Jonathan,
As always, you frame the physics in metaphysics, which is as appropriate for this specific topic as any we have seen. You also relate childhood learning to the topics (I believe you're the only one to do this.) I agree that the relevant perceptions occur before verbalization skills are acquired. You note that it is necessary to put aside preconceptions and see again with childlike eyes. Easier said than done, as this seems to be the purpose of Zen training and often takes years, when it succeeds. Other techniques include psychedelics and strokes as Jill Bolte Taylor relates. In my mind this distinction is between connectedness, or topology, and distance, or metric awareness, two entirely and fundamentally different ways of perceiving. I believe the Zen poem "an inch's difference and heaven and earth are separated" speaks to this reality. Either one has awareness of the unity or Oneness (Not-Two-ness) of the universe, or one perceives "objects" and "distances" between objects. You're the only essayist to focus is on these fundamental modes of awareness and how we begin with connectedness and evolve to separateness.

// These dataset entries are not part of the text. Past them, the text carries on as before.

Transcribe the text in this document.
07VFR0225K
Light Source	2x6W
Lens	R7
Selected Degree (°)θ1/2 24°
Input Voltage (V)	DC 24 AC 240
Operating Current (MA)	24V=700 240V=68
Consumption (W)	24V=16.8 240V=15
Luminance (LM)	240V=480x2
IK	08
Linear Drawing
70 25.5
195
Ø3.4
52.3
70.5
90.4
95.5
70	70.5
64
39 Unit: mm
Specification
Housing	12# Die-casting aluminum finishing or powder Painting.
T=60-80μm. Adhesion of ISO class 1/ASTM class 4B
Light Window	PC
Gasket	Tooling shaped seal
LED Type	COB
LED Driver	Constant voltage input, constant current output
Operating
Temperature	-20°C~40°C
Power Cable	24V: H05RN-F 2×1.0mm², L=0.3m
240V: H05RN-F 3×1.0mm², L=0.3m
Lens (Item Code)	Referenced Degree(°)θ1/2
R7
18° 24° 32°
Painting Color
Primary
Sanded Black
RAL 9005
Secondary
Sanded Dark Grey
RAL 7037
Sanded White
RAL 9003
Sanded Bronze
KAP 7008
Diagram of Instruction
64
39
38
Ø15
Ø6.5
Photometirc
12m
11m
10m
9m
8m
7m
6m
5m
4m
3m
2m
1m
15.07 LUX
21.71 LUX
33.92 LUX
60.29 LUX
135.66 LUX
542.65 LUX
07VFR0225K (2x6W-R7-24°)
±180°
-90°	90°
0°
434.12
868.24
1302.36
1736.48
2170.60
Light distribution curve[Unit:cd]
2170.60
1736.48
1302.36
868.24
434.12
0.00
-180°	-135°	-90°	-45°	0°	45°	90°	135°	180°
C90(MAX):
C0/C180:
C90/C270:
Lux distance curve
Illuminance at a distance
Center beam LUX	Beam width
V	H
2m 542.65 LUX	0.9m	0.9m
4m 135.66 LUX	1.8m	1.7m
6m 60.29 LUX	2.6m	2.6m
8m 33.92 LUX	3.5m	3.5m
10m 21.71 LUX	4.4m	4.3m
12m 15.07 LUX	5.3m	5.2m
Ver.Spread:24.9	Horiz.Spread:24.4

I like your metaphor of information, forces, and objects as a play. I also believe the day is already here when we can "learn by eating", as in Salvia and psilocybin, but there are both legal and mental risks associated with this and it is serious business. Alan Watts has written of "the Dance" for Westerners. As you note, this tends to be "built into" Eastern thinking. And as you so perceptively state:
"...there is a significant influence on our perceptions from habits of mind, apart from the nature of the universe itself."
Unfortunately these "habits of mind" are established over time as learned connections and "threshold settings", and are not easily "unlearned" or "reset", so the 'topological' view of the nature of the universe itself is truly a "hidden variable".
It's a very interesting question as to whether the "process languages" actually lead to a different perception of reality. I don't know the answer to that, although I suspect that all adults necessarily dwell in the 'metric' world, and have forgotten topological awareness as if it never existed. As related in my essay, I'm a realist and believe there is a single "substance" underlying reality, which, according to my theory, is most likely identified with gravity, a real field, not abstract geometry.
You note that "the part played by forces and energy in the universe is intermediate between information and objects." I tend to see the transfer of energy to an object as "informing" the object or local contextual structure when it crosses a threshold, becoming information at that point, (and simultaneously gaining semantic 'meaning' in terms of the context or codebook, which may be embedded in a hierarchically structured net of 'objects' such as dynamic neurons).
You also note that the hardware, software, necessary energy, of computers still require interactive direction of a human user; i.e. human consciousness.
As always, we agree on so much, yet still end up with different final interpretations. We'll simply have to agree that that's the nature of the Dance.
Best regards, good luck in the contest.